From the very start, a part of our development process has been to use unit tests to validate our coding. While we have had to learn some lessons about how to properly make unit tests (some of which lessons are not fully reflected in old tests yet), our overall experience is that unit tests have been a great boon to the stability of our code. We thus encourage others to make use of the unit test framework provided with !NetarchiveSuite. See the "Practical matters" further down for instructions on how to run the unit tests that come with !NetarchiveSuite.

Motivation and Guide

What is a unit test?

A unit test is an automatically run test of a delimited part (unit) of the code -- a method. Unit tests should be small, run quickly and automatically, not depend on external resources, and not prevent other unit tests from running.


Code Block
junit.framework.ComparisonFailure: Substring to end should be possible
Actual :rin

Why would you want to do unit tests?

Two words: '''Saving time'''. Unit tests increases your development time slightly, but decreases your debugging time significantly. Perhaps more importantly, it reduces the number of bugs that make it into the final code, decreasing customer dissatisfaction, support costs, re-release effort etc.


A third reason to create and maintain unit tests is that it provides a safety net for making changes to the code.
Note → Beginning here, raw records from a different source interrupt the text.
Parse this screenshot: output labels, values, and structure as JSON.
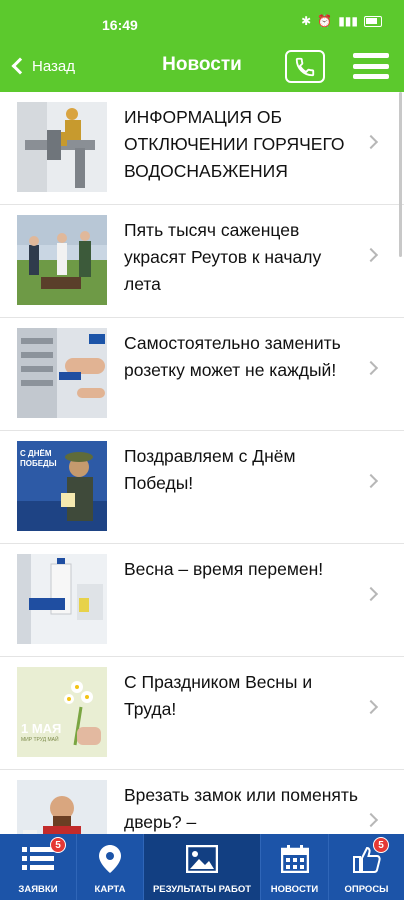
{
  "status_bar": {
    "time": "16:49"
  },
  "header": {
    "back_label": "Назад",
    "title": "Новости"
  },
  "news": [
    {
      "title": "ИНФОРМАЦИЯ ОБ ОТКЛЮЧЕНИИ ГОРЯЧЕГО ВОДОСНАБЖЕНИЯ"
    },
    {
      "title": "Пять тысяч саженцев украсят Реутов к началу лета"
    },
    {
      "title": "Самостоятельно заменить розетку может не каждый!"
    },
    {
      "title": "Поздравляем с Днём Победы!",
      "thumb_text": "С ДНЁМ ПОБЕДЫ"
    },
    {
      "title": "Весна – время перемен!"
    },
    {
      "title": "С Праздником Весны и Труда!",
      "thumb_text": "1 МАЯ",
      "thumb_subtext": "МИР ТРУД МАЙ"
    },
    {
      "title": "Врезать замок или поменять дверь? –"
    }
  ],
  "tabs": [
    {
      "label": "ЗАЯВКИ",
      "icon": "list-icon",
      "badge": "5"
    },
    {
      "label": "КАРТА",
      "icon": "map-pin-icon"
    },
    {
      "label": "РЕЗУЛЬТАТЫ РАБОТ",
      "icon": "image-icon",
      "active": true
    },
    {
      "label": "НОВОСТИ",
      "icon": "calendar-icon"
    },
    {
      "label": "ОПРОСЫ",
      "icon": "thumbs-up-icon",
      "badge": "5"
    }
  ],
  "colors": {
    "header_green": "#5cc92d",
    "tabbar_blue": "#1c54a8",
    "badge_red": "#e53935"
  }
}
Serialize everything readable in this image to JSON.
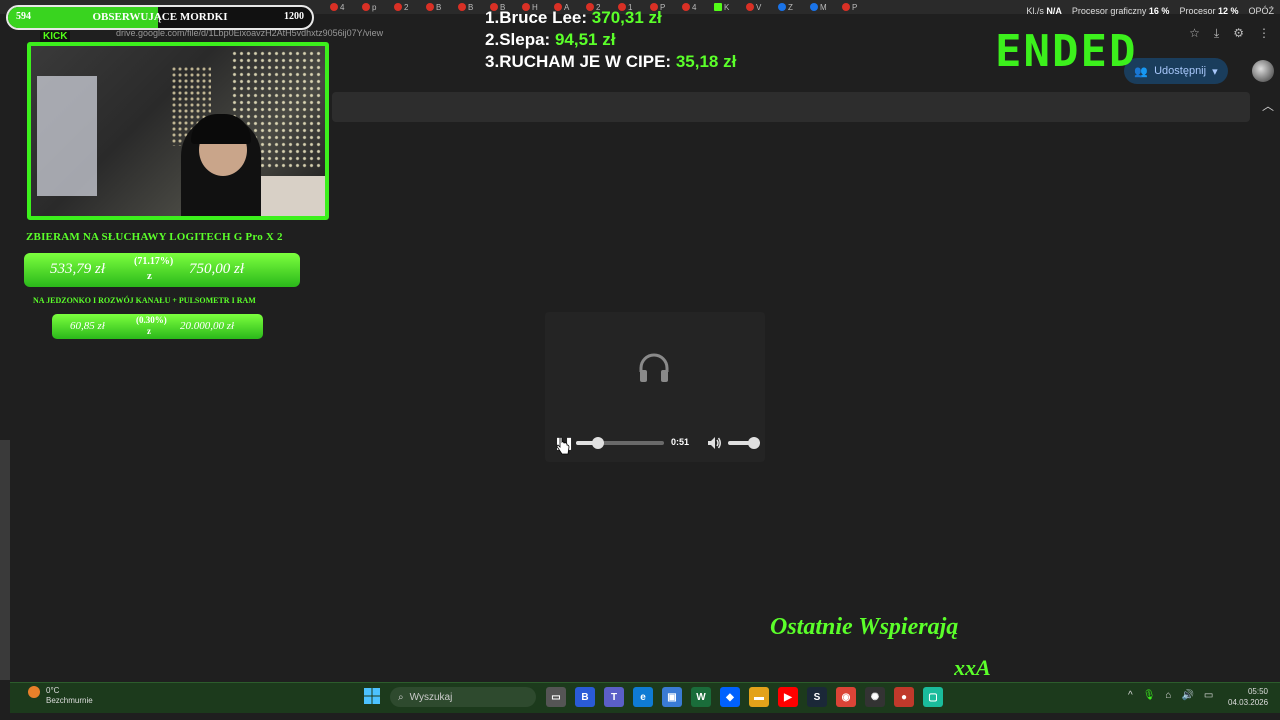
{
  "browser": {
    "url": "drive.google.com/file/d/1Lbp0EixoavzH2AtH5vdhxtz9056ij07Y/view",
    "tab_letters": [
      "4",
      "p",
      "2",
      "B",
      "B",
      "B",
      "H",
      "A",
      "2",
      "1",
      "P",
      "4",
      "K",
      "V",
      "Z",
      "M",
      "P"
    ],
    "share_label": "Udostępnij"
  },
  "stats": {
    "kl_label": "Kl./s",
    "kl_value": "N/A",
    "gpu_label": "Procesor graficzny",
    "gpu_value": "16 %",
    "cpu_label": "Procesor",
    "cpu_value": "12 %",
    "delay_label": "OPÓŹ"
  },
  "overlay": {
    "follower_bar": {
      "current": "594",
      "title": "OBSERWUJĄCE MORDKI",
      "target": "1200",
      "progress": 0.495
    },
    "kick_label": "KICK",
    "goal1": {
      "title": "ZBIERAM NA SŁUCHAWY LOGITECH G Pro X 2",
      "current": "533,79 zł",
      "percent": "(71.17%)",
      "z": "z",
      "target": "750,00 zł"
    },
    "goal2": {
      "title": "NA JEDZONKO I ROZWÓJ KANAŁU + PULSOMETR I RAM",
      "current": "60,85 zł",
      "percent": "(0.30%)",
      "z": "z",
      "target": "20.000,00 zł"
    },
    "leaderboard": [
      {
        "rank": "1.",
        "name": "Bruce Lee:",
        "amount": "370,31 zł"
      },
      {
        "rank": "2.",
        "name": "Slepa:",
        "amount": "94,51 zł"
      },
      {
        "rank": "3.",
        "name": "RUCHAM JE W CIPE:",
        "amount": "35,18 zł"
      }
    ],
    "ended": "ENDED",
    "supporters_title": "Ostatnie Wspierają",
    "supporters_name": "xxA"
  },
  "player": {
    "time": "0:51",
    "progress": 0.25,
    "volume": 0.8
  },
  "taskbar": {
    "weather_temp": "0°C",
    "weather_desc": "Bezchmurnie",
    "search_placeholder": "Wyszukaj",
    "time": "05:50",
    "date": "04.03.2026"
  },
  "colors": {
    "accent_green": "#5bff2a",
    "frame_green": "#3cf01c",
    "share_bg": "#1a3d5c"
  }
}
In the Netarkivet project, we belatedly realized that XML doesn't scale to millions of files very well, and decided to move to using a proper database instead. The database involves 17 interrelated tables. The changeover was done in just a few man-weeks, partly because the data access was abstracted using DAO classes, but also significantly because the usages and assumptions were encoded in unit tests. Whenever code is changed, unit tests can catch unexpected side effects.

When do you write the unit tests?

In the Netarkivet project, we have used a code-unit-tests-first method of implementation. It may seem strange to test something that doesn't exist yet, but such code is actually the easiest to write unit tests for -- there is no implementation there to lead your thinking into specific paths and make you overlook the special cases that cause bugs down the line. Typical method implementation has three steps:


Once the implementation is done, the unit test of course must pass.

This seems complex, why would you want to code unit-test-first?

The above example might look like there's a lot of coding to unit tests, and I cannot pretend that there isn't some coding. However, two factors ameliorate it: Firstly, a lot of the framework of the tests can be provided by a good IDE, secondly, unit test code is not production code and does not need to meet as rigorous a standard -- this can even make it quite fun to make unit tests, firing off one mean example after another.


A third advantage of doing unit tests first is that it forces the programmer to break the design down to manageable pieces. If a method is too complex to test, it is probably too complex to debug. If a method is hard to test due to complex interrelations with other methods, those same interrelations would be a source of hard-to-find bugs. On the other hand, a method that is easily tested can also more easily be reused in other contexts, as its behaviour is well known.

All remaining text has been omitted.